Yesterday I wrote about freeing yourself from constraining beliefs. Today I’ll expand on creating new beliefs to free yourself from such constraints.
I wanted to illustrate at least one alternative to the standard one-dimensional model of introversion and extroversion that I find impedes self-awareness, understanding, and personal growth and development.
Many people continue to believe it because they have no alternative that helps their life more. Others rigidly hold on to their old belief because they can’t distinguish between the belief and the object of their belief — for example, telling people who disagree with their view that they don’t understand the definition of introvert or extrovert, not recognizing a definition describes a model not people. If you reject the model, those definitions don’t matter.
An alternative model
Here is an alternative model, slightly improved from my first post introducing it, “Introversion is not the opposite of extroversion, part 1.” Here I get rid of the concepts of introversion and extroversion as fundamental properties. I use the terms “Social skills” and “Solo skills” not to replace the concepts of introversion and extroversion, but as what they sound like. Social skills represents behaviors you can learn useful in social situations, like the abilities to introduce yourself to someone new, to carry on a mutually interesting conversation, to shake hands, and so on. Solo skills represents behavior you can learn useful on your own, like the abilities to focus on a solo task, to meditate, to avoid feeling bored, and so on.

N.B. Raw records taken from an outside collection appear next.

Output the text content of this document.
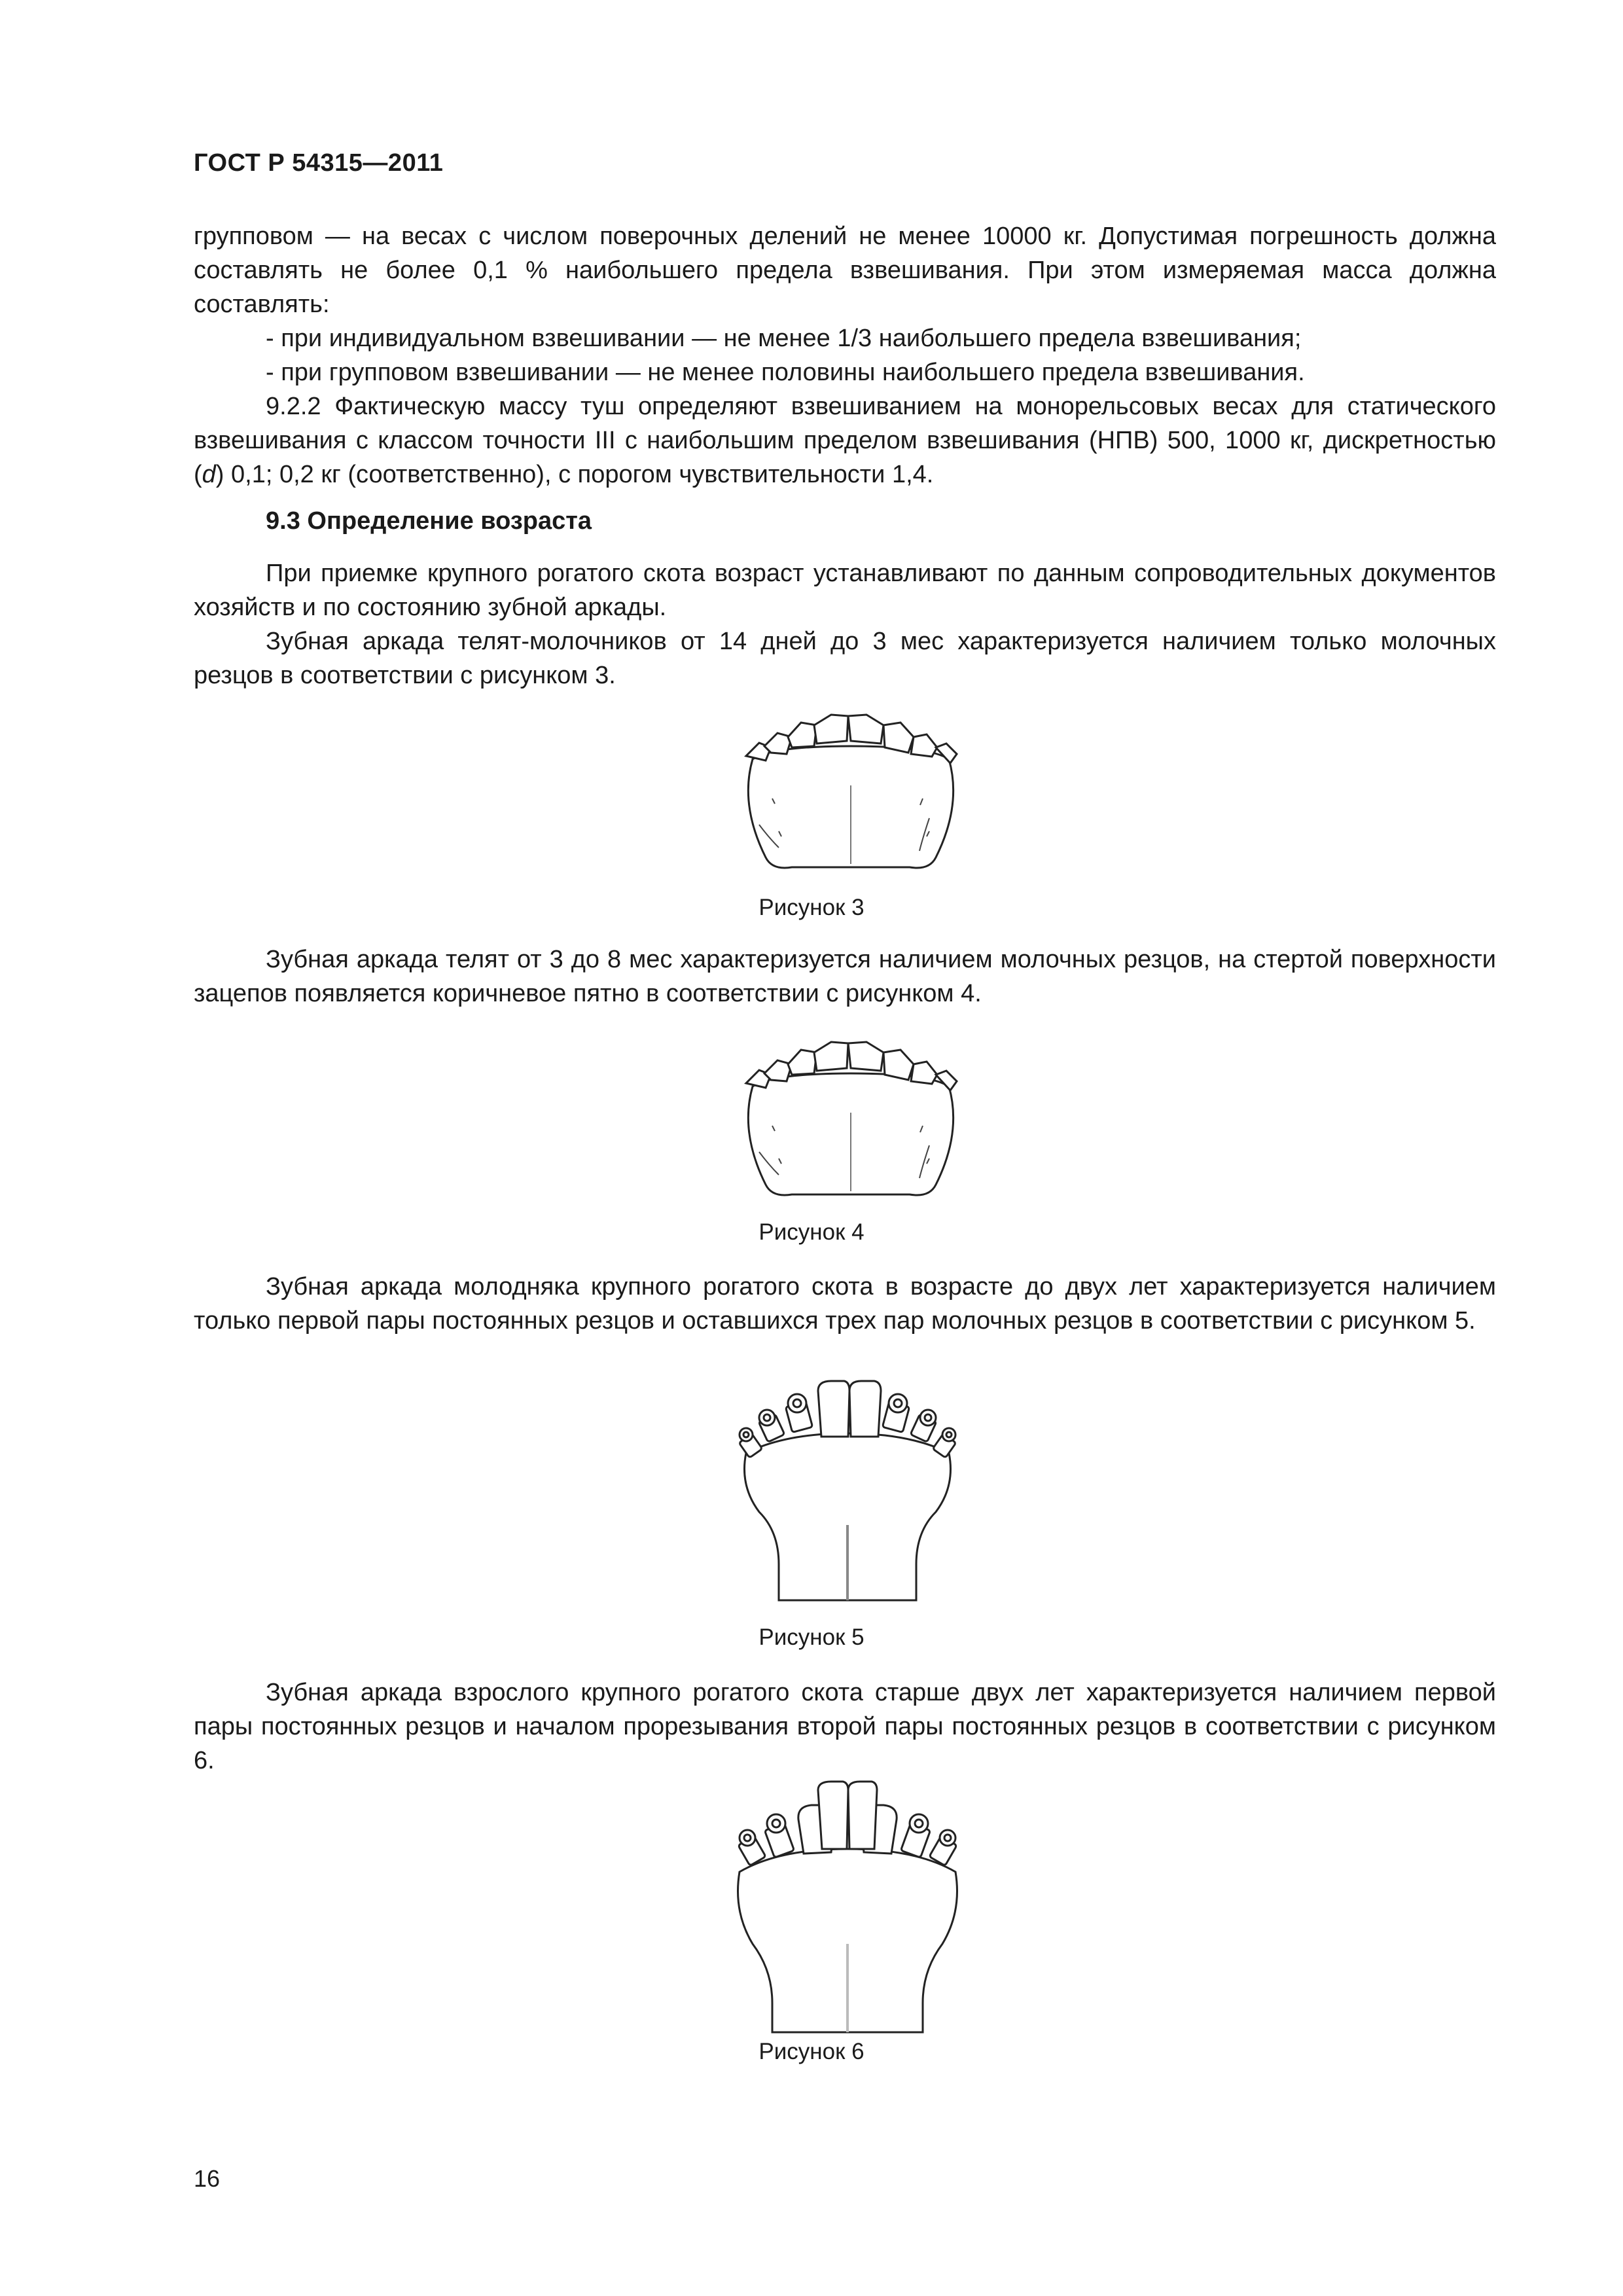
ГОСТ Р 54315—2011

групповом — на весах с числом поверочных делений не менее 10000 кг. Допустимая погрешность должна составлять не более 0,1 % наибольшего предела взвешивания. При этом измеряемая масса должна составлять:

- при индивидуальном взвешивании — не менее 1/3 наибольшего предела взвешивания;

- при групповом взвешивании — не менее половины наибольшего предела взвешивания.

9.2.2 Фактическую массу туш определяют взвешиванием на монорельсовых весах для статического взвешивания с классом точности III с наибольшим пределом взвешивания (НПВ) 500, 1000 кг, дискретностью (d) 0,1; 0,2 кг (соответственно), с порогом чувствительности 1,4.

9.3 Определение возраста

При приемке крупного рогатого скота возраст устанавливают по данным сопроводительных документов хозяйств и по состоянию зубной аркады.

Зубная аркада телят-молочников от 14 дней до 3 мес характеризуется наличием только молочных резцов в соответствии с рисунком 3.

Рисунок 3

Зубная аркада телят от 3 до 8 мес характеризуется наличием молочных резцов, на стертой поверхности зацепов появляется коричневое пятно в соответствии с рисунком 4.

Рисунок 4

Зубная аркада молодняка крупного рогатого скота в возрасте до двух лет характеризуется наличием только первой пары постоянных резцов и оставшихся трех пар молочных резцов в соответствии с рисунком 5.

Рисунок 5

Зубная аркада взрослого крупного рогатого скота старше двух лет характеризуется наличием первой пары постоянных резцов и началом прорезывания второй пары постоянных резцов в соответствии с рисунком 6.

Рисунок 6
16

As with any skills, you have to develop them. People start with few skills in either area. People can develop them in one area, the other, neither, or both.
I find people high in social skills and poor in solo skills behave like so-called extroverts. People with high solo skills and poor in social skills behave like so-called introverts. If you believe in skills you can use this model without creating new concepts out of nowhere. I prefer simpler models that explain more to complex models that explain less.

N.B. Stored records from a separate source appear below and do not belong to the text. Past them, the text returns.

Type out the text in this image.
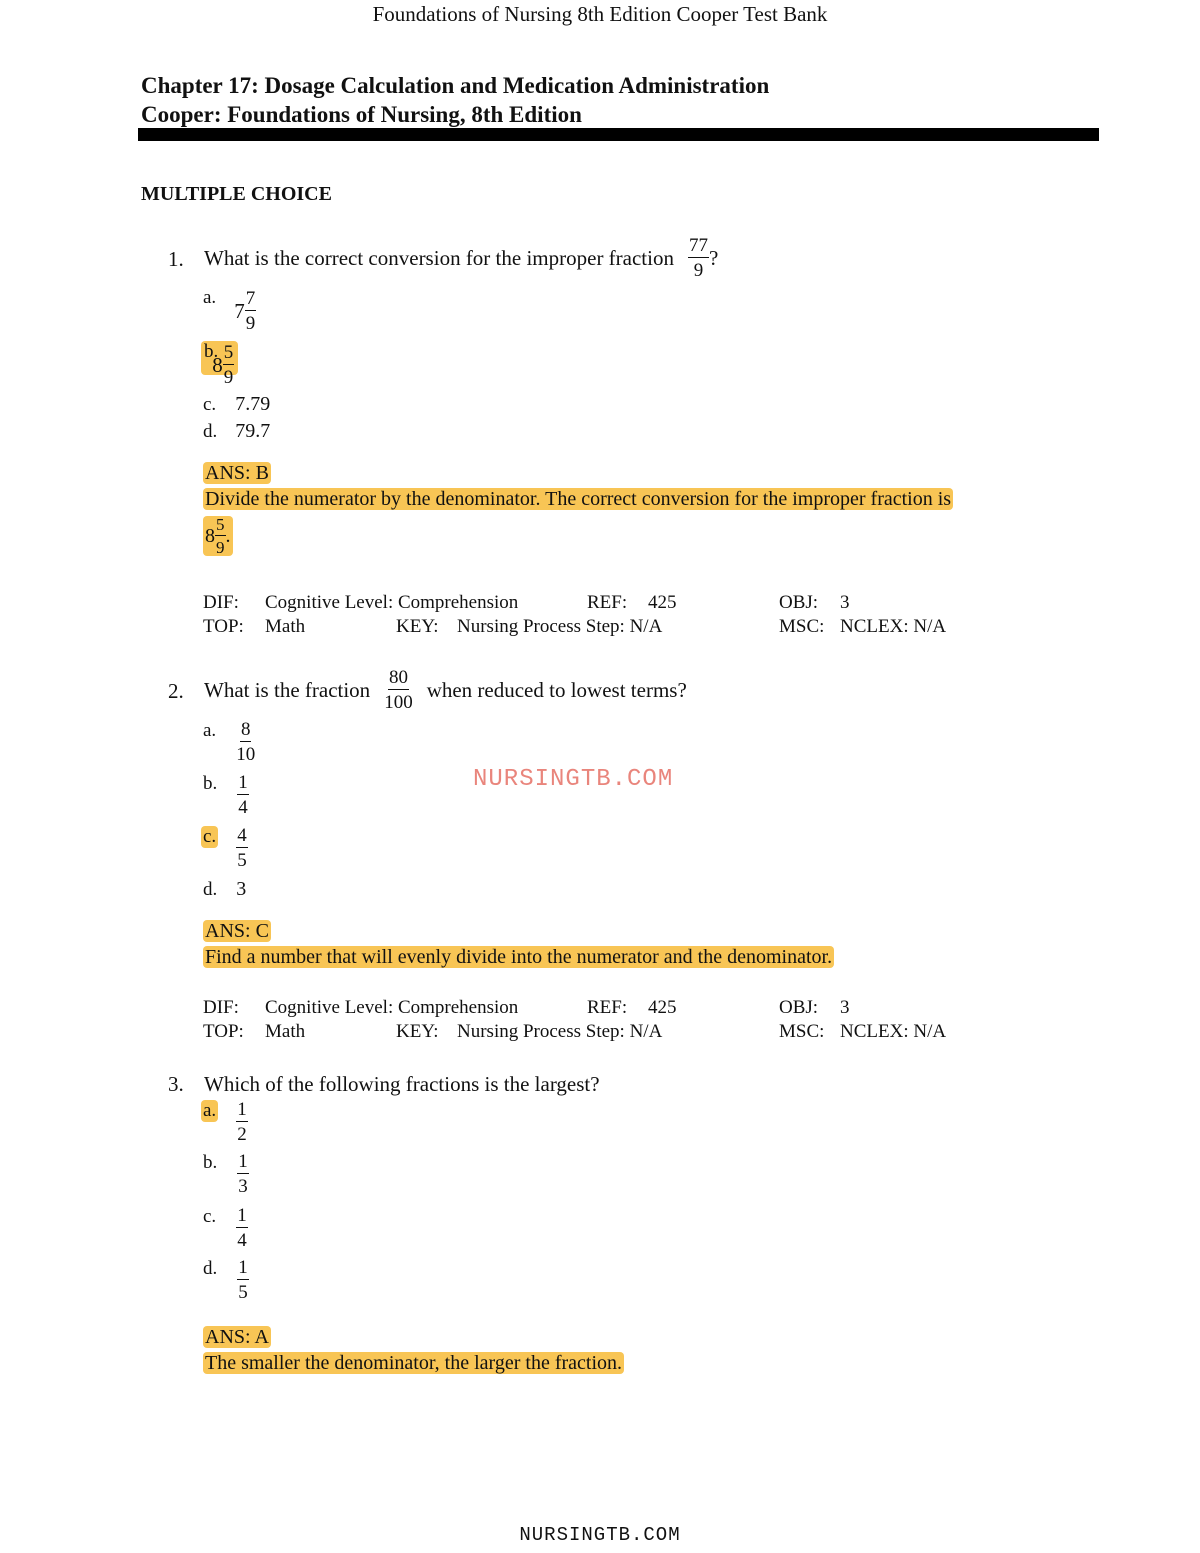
Foundations of Nursing 8th Edition Cooper Test Bank
Chapter 17: Dosage Calculation and Medication Administration
Cooper: Foundations of Nursing, 8th Edition
MULTIPLE CHOICE
1. What is the correct conversion for the improper fraction $\frac{77}{9}$ ?
a.
$7 \frac{7}{9}$
b.
$8 \frac{5}{9}$
c. 7.79
d. 79.7
ANS: B
Divide the numerator by the denominator. The correct conversion for the improper fraction is
$8 \frac{5}{9}$ .
DIF: Cognitive Level: Comprehension	REF: 425	OBJ: 3
TOP: Math	KEY: Nursing Process Step: N/A	MSC: NCLEX: N/A
2. What is the fraction $\frac{80}{100}$ when reduced to lowest terms?
a. $\frac{8}{10}$
b. $\frac{1}{4}$
c. $\frac{4}{5}$
d. 3
ANS: C
Find a number that will evenly divide into the numerator and the denominator.
DIF: Cognitive Level: Comprehension	REF: 425	OBJ: 3
TOP: Math	KEY: Nursing Process Step: N/A	MSC: NCLEX: N/A
NURSINGTB.COM
3. Which of the following fractions is the largest?
a. $\frac{1}{2}$
b. $\frac{1}{3}$
c. $\frac{1}{4}$
d. $\frac{1}{5}$
ANS: A
The smaller the denominator, the larger the fraction.
NURSINGTB.COM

More importantly, this model suggests you can change how people perceive you and increase your capabilities by improving your skills. If you’ve learned to read and write, you’ve improved skills, so you know you can improve your skills. So if you felt you couldn’t change yourself under the one-dimensional model, the new model suggests you are free to change. (People who wonder why I harp on introversion and extroversion may see here the essence of my motivation. The one-dimensional model decreases your freedom to change, creating a mental jail. Like anyone, I viscerally oppose decreasing freedom and support creating freedom. Anyone can choose the skill level they want, but I feel it should be their choice, not one imposed on them by a confining belief.)
We can represent the one-dimensional model on the new one. It looks like this.
It’s useful when a simpler model explains an old model and more. If you like the principle that among competing hypotheses, the hypothesis with the fewest assumptions should be selected — Occam’s Razor — you can get rid of the one-dimensional model.
The graph below shows a dimension missed by the one-dimensional model — that you can improve both sets of skills at once without giving up either. The old model calls people with equal skills “ambiverts,” but can’t distinguish between people who can’t function as either so-called introverts or so-called extroverts and people who can function equally well as both. This model distinguishes easily.
I could have applied the same analysis to another area. Yesterday I mentioned slavery-supporting beliefs.
During slavery, people adopted the concept of race and saw blacks as one race and whites as another. These concepts were as made up as the introversion-extroversion one-dimensional model, introversion, extroversion, or the faces on Mars in yesterday’s pictures. Because people believed them, they saw patterns emerge. For example, many people then saw whites as skilled at solving problems and blacks as poor at solving problems. They associated high problem-solving skills with whiteness as two properties of one race and poor problem-solving skills with blackness as two properties of a different race.
Today most of us reject the concept of race but agree on concepts of problem-solving skills and skin pigmentation, seeing no innate correlation between the concepts. Instead of the racist’s one-dimensional model, we intuitively have a model as follows, though few of us would have thought to illustrate it graphically.
It probably makes sense to most readers. People can have dark or light skin pigmentation and high or low problem-solving skills.
Just like the two-sets-of-skills two-dimensional model can represent what people mean when they talk about introversion and extroversion thinking one-dimensionally, so can the skills-pigmentation model represent the slavery-supporting one-dimensional model. Again, using Occam’s Razor we could reject the one-dimensional model as unnecessary since it represents less while requiring new concepts that don’t help us understand the world.
For completeness, let’s note that the new model lets us see things that believing the old model blinds us to. There are many types of people beyond what racists see, but their beliefs blind them from seeing them, like rock formations on Mars and people with ranges of social and solo skills.
There are many consequences to these new models. For example, a slave-owner who adopted the new belief could see blacks with great problem-solving skills or whites who could develop theirs more. They could conclude that people could change their problem-solving skills, not be constrained by biology.
The two-skills model explains more with less complication and assumptions than the one-dimensional model of introversion and extroversion. It also enables people to develop and grow more. Both are made up. Anyone is free to use either. The two-skills model improves my life in every way so I use it and I recommend it, rejecting nearly everything about the old model, especially its constraints on personal development and growth.